The next two chapters deal with passages from the “Theses on Feuerbach” and The German Ideology. Osborne uses these texts to explain Marx’s idiosyncratic materialism and how it developed during the course of his life. He tells us that the “Theses on Feuerbach” should be read as belonging to the genre of literary “fragments” as developed in German Romanticism and as an early example of a “posthumously published philosophical notebook” similar to Nietzsche’s Will to Power, Benjamin’s Arcades’ Project and Wittgenstein’s Philosophical Investigations. Osborne assures us that, “If the theoretical content of these texts is dense, at times to the point of enigma, the form of their incompleteness is nonetheless crucial for projecting a unity to the bodies of work to which they are appended’ (pg. 26). I am afraid that statements like this may well leave people who are acquainted with the authors mentioned no less confused than the philosophical neophytes who hope to gain an inkling of what Marx had to say about our world. Be that as it may, we come to understand that Marx’s new materialism is rooted in the standpoint of living, social, human beings who interact with material nature and with each other, rather than in the standpoint of an inactive, isolated scientific observer of material nature. We also learn that Marx’s standpoint is inherently historical, because when our needs move us to interact with nature, the technologies we develop in order to undertake that interaction generate new sets of needs in a recurring historical process. Although the ideas dealt with in these chapters are of considerable philosophical interest, Osborne once again fails to work hard enough to make the concepts involved readily and precisely understandable.
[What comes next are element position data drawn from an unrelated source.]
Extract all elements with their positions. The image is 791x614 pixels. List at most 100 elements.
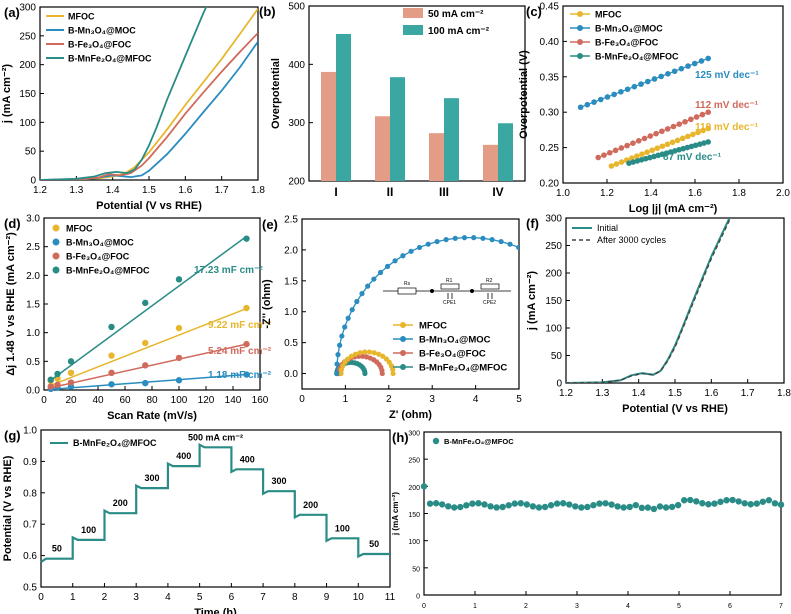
data-point-mfoc <box>664 141 671 148</box>
data-point-mnfe2o4 <box>487 503 494 510</box>
data-point-mn3o4 <box>541 258 546 263</box>
data-point-mfoc <box>390 370 396 377</box>
x-axis-label: Log |j| (mA cm⁻²) <box>629 203 718 215</box>
data-point-fe3o4 <box>676 121 683 127</box>
legend-marker <box>577 53 583 59</box>
data-point-mnfe2o4 <box>650 505 658 513</box>
data-point-mfoc <box>618 159 625 165</box>
data-point-mn3o4 <box>354 298 360 305</box>
bar-bar100 <box>444 98 459 181</box>
data-point-mn3o4 <box>611 91 617 98</box>
data-point-fe3o4 <box>595 154 601 161</box>
x-tick-label: 5 <box>516 394 522 405</box>
y-tick-label: 300 <box>545 214 562 225</box>
x-tick-label: 3 <box>133 592 139 603</box>
y-tick-label: 1.0 <box>284 307 298 318</box>
panel-label: (f) <box>526 216 539 231</box>
current-step-label: 500 mA cm⁻² <box>188 432 243 442</box>
data-point-mn3o4 <box>651 76 658 82</box>
circuit-label: CPE1 <box>443 300 456 306</box>
y-tick-label: 200 <box>408 485 420 492</box>
data-point-mnfe2o4 <box>362 370 368 377</box>
y-tick-label: 0.8 <box>23 488 37 499</box>
y-tick-label: 3.0 <box>26 214 40 225</box>
data-point-mnfe2o4 <box>608 501 615 508</box>
data-point-mn3o4 <box>577 104 584 111</box>
y-tick-label: 150 <box>545 296 562 307</box>
y-axis-label: Δj 1.48 V vs RHE (mA cm⁻²) <box>5 232 17 376</box>
series-line-mnfe2o4 <box>40 443 390 563</box>
x-tick-label: 1.8 <box>251 185 265 196</box>
data-point-mfoc <box>659 143 666 150</box>
data-point-mn3o4 <box>108 381 115 388</box>
x-tick-label: 1.6 <box>704 388 718 399</box>
data-point-mn3o4 <box>691 60 698 67</box>
data-point-mnfe2o4 <box>711 500 718 507</box>
y-tick-label: 0.0 <box>26 386 40 397</box>
data-point-mn3o4 <box>498 238 504 245</box>
y-tick-label: 300 <box>288 118 305 129</box>
legend-label: B-Mn₃O₄@MOC <box>595 24 663 34</box>
legend-marker <box>52 238 60 246</box>
data-point-mnfe2o4 <box>741 500 748 507</box>
data-point-mfoc <box>243 304 250 312</box>
data-point-fe3o4 <box>618 145 625 151</box>
series-line-initial <box>566 218 731 383</box>
legend-marker <box>52 224 60 232</box>
data-point-mn3o4 <box>337 342 343 348</box>
data-point-mnfe2o4 <box>529 503 537 510</box>
data-point-mn3o4 <box>452 235 458 241</box>
x-tick-label: 5 <box>677 603 681 610</box>
resistor-r1 <box>440 283 460 290</box>
circuit-label: R1 <box>446 278 453 284</box>
y-tick-label: 1.0 <box>23 426 37 437</box>
panel-label: (a) <box>4 5 20 20</box>
data-point-mn3o4 <box>596 343 601 348</box>
legend-label: After 3000 cycles <box>597 235 667 245</box>
data-point-mnfe2o4 <box>638 504 646 512</box>
y-tick-label: 0.5 <box>23 583 37 594</box>
legend-marker <box>400 350 406 356</box>
y-tick-label: 1.0 <box>26 328 40 339</box>
data-point-fe3o4 <box>142 362 149 369</box>
data-point-mnfe2o4 <box>596 500 603 507</box>
x-tick-label: 2 <box>386 394 392 405</box>
y-tick-label: 0 <box>556 379 562 390</box>
data-point-mnfe2o4 <box>67 358 75 365</box>
data-point-mnfe2o4 <box>674 501 682 509</box>
data-point-mnfe2o4 <box>656 503 664 510</box>
current-step-label: 100 <box>81 525 96 535</box>
bar-bar50 <box>483 144 498 181</box>
data-point-fe3o4 <box>612 147 619 154</box>
x-tick-label: 1 <box>343 394 349 405</box>
legend-marker <box>432 437 440 445</box>
panel-d: (d) 0 20 40 60 80 100 120 140 160 0.0 0.5 1.0 1.5 2.0 2… <box>4 214 272 423</box>
data-point-mn3o4 <box>604 94 611 100</box>
fit-line-mnfe2o4 <box>50 235 247 381</box>
legend-marker <box>577 11 583 17</box>
data-point-fe3o4 <box>641 135 648 142</box>
data-point-mn3o4 <box>349 307 355 313</box>
legend-label: B-MnFe₂O₄@MFOC <box>66 266 150 276</box>
y-tick-label: 150 <box>408 512 420 519</box>
data-point-mn3o4 <box>342 324 348 330</box>
x-axis-label: Time (h) <box>194 607 237 614</box>
data-point-mn3o4 <box>638 81 644 87</box>
x-tick-label: 1.8 <box>777 388 791 399</box>
circuit-node <box>430 289 434 293</box>
data-point-mn3o4 <box>678 65 685 72</box>
data-point-mfoc <box>705 125 711 132</box>
data-point-mn3o4 <box>359 291 365 297</box>
y-tick-label: 0 <box>416 594 420 601</box>
data-point-mnfe2o4 <box>578 504 585 511</box>
bar-bar50 <box>375 116 390 181</box>
panel-label: (g) <box>4 428 21 443</box>
data-point-mfoc <box>679 135 686 142</box>
legend-label: 100 mA cm⁻² <box>428 26 490 37</box>
data-point-mnfe2o4 <box>729 496 736 504</box>
bar-bar100 <box>390 77 405 181</box>
data-point-mn3o4 <box>598 352 603 357</box>
plot-frame <box>562 5 784 184</box>
data-point-mnfe2o4 <box>668 503 676 511</box>
data-point-mn3o4 <box>425 241 431 247</box>
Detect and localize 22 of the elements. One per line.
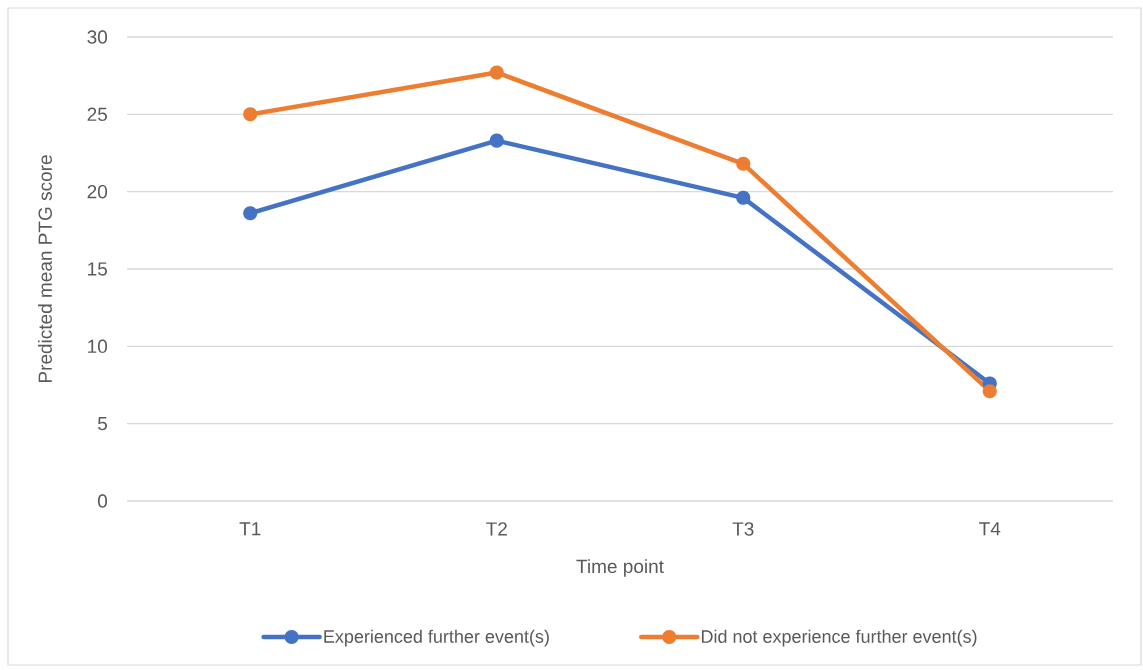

Chapter four uses a passage from The Economic and Philosophical Manuscripts as the textual anchor of a discussion of Marx’s notion of alienation as set against its Hegelian background. Chapter five presents excerpts from the early Notebooks on Epicurean Philosophy (1839) and from the introduction to the “Contribution to Critique of Hegel’s Philosophy of Right” in order to consider Marx’s developing views on the respective roles of philosophy and the proletariat in the emancipation of humanity. Chapter six, built upon another excerpt from The Economic and Philosophical Manuscripts, explains that the emancipation heralded by Marx consists of communism – not, as Osborne is careful to tell, the “communism” of state socialism, but rather a truly emancipatory communism. This is a communism “which abolishes private property [especially privately owned means of production – BDL] in such a way as to move humanity to a more advanced stage of historical development” (pg. 79) by managing to preserve the advances that lay hidden and alienated in the capitalist system. Chapter six is devoted to the Communist Manifesto, and deals largely with literary questions surrounding the genre of manifestos in general and the rhetorical considerations that must be taken into account when reading them. Chapter seven treats a remarkable passage from Capital which is written in the first person as the plea or complaint of a worker against his employer. Chapter nine deals with another section from Capital, this time one concerning the problem of “original accumulation” (the question of how capitalists amass the “start-up” capital needed for economies to “take off”). The basic thesis is that this “original” wealth is acquired through violent and underhanded means rather than through thrift and personal virtue. The final chapter discusses a sample of Marx’s pot-boiling journalistic writing. The passage in question deals with the affects of British colonialism on India. Osborne takes the opportunity to soften (but not to entirely excuse) the political incorrectness of Marx’s views on non-Western societies.

In conclusion: there is much of interest in this book for people who have some acquaintance with Marx; it might find a useful place on the reading lists of some undergraduate courses. However, I do not think it can succeed as a stand-alone introductory text.